Akshay1006 commented 3 years ago

Got it. We will check the latency for Sklearn cython base. We were previously working on Xgboost and the latency there is close to 2-3 ms. We have done the max depth reduction thing but it did not change thing a lot differently. Meanwhile, is there any way through which i can extract the trees from the training file and then write a custom prediction function on top of it to save the latency.

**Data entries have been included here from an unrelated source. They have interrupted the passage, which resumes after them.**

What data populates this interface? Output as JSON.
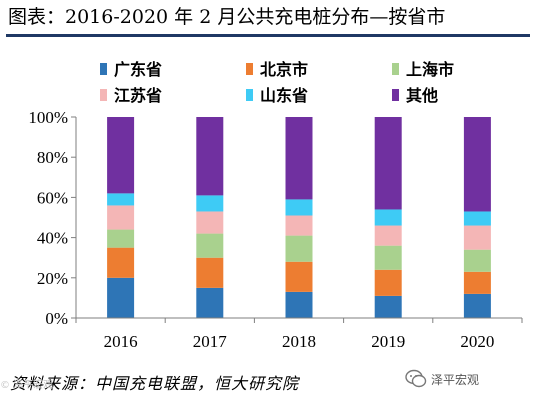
{
  "title": "图表：2016-2020 年 2 月公共充电桩分布—按省市",
  "source": "资料来源：中国充电联盟，恒大研究院",
  "watermark": {
    "text": "泽平宏观",
    "icon": "wechat-icon",
    "left_mark": "© 泽平宏观"
  },
  "colors": {
    "axis": "#7f7f7f",
    "title_rule": "#1f3864"
  },
  "chart_data": {
    "type": "bar",
    "stacked": true,
    "categories": [
      "2016",
      "2017",
      "2018",
      "2019",
      "2020"
    ],
    "ylim": [
      0,
      100
    ],
    "yticks": [
      "0%",
      "20%",
      "40%",
      "60%",
      "80%",
      "100%"
    ],
    "grid": false,
    "legend_position": "top",
    "series": [
      {
        "name": "广东省",
        "color": "#2e75b6",
        "values": [
          20,
          15,
          13,
          11,
          12
        ]
      },
      {
        "name": "北京市",
        "color": "#ed7d31",
        "values": [
          15,
          15,
          15,
          13,
          11
        ]
      },
      {
        "name": "上海市",
        "color": "#a9d18e",
        "values": [
          9,
          12,
          13,
          12,
          11
        ]
      },
      {
        "name": "江苏省",
        "color": "#f4b6b6",
        "values": [
          12,
          11,
          10,
          10,
          12
        ]
      },
      {
        "name": "山东省",
        "color": "#3ecbf5",
        "values": [
          6,
          8,
          8,
          8,
          7
        ]
      },
      {
        "name": "其他",
        "color": "#7030a0",
        "values": [
          38,
          39,
          41,
          46,
          47
        ]
      }
    ]
  }
}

vsyrgkanis commented 3 years ago

That seems scary to introduce logic bugs. For isntance in a causal forest the prediction is not the average of the tree predictions but something different. If you could paste the training code, would be helpful

Akshay1006 commented 3 years ago

This is the training code for Causal Forest-DML: est = CausalForestDML(model_y=LGBMRegressor(max_depth = 9,importance_type = 'gain',n_estimators = 50, objective='regression',min_child_samples = 200,colsample_bytree = 0.8), model_t=LGBMClassifier(max_depth = 9,importance_type = 'gain',n_estimators = 50, objective='binary',min_child_samples = 200,colsample_bytree = 0.8), n_jobs = -1, max_depth = 7, discrete_treatment=True, n_estimators=60, min_samples_leaf=200, min_impurity_decrease=0.001, verbose=0)

Akshay1006 commented 3 years ago

Also, one naive question on the scoring logic. The tree is split so that treatment effects are maximized and then at the time of scoring, aren't we just taking an average of treatment effect across those trees depending on which leaf the output falls in? if yes, how's is it different from scoring in random forest?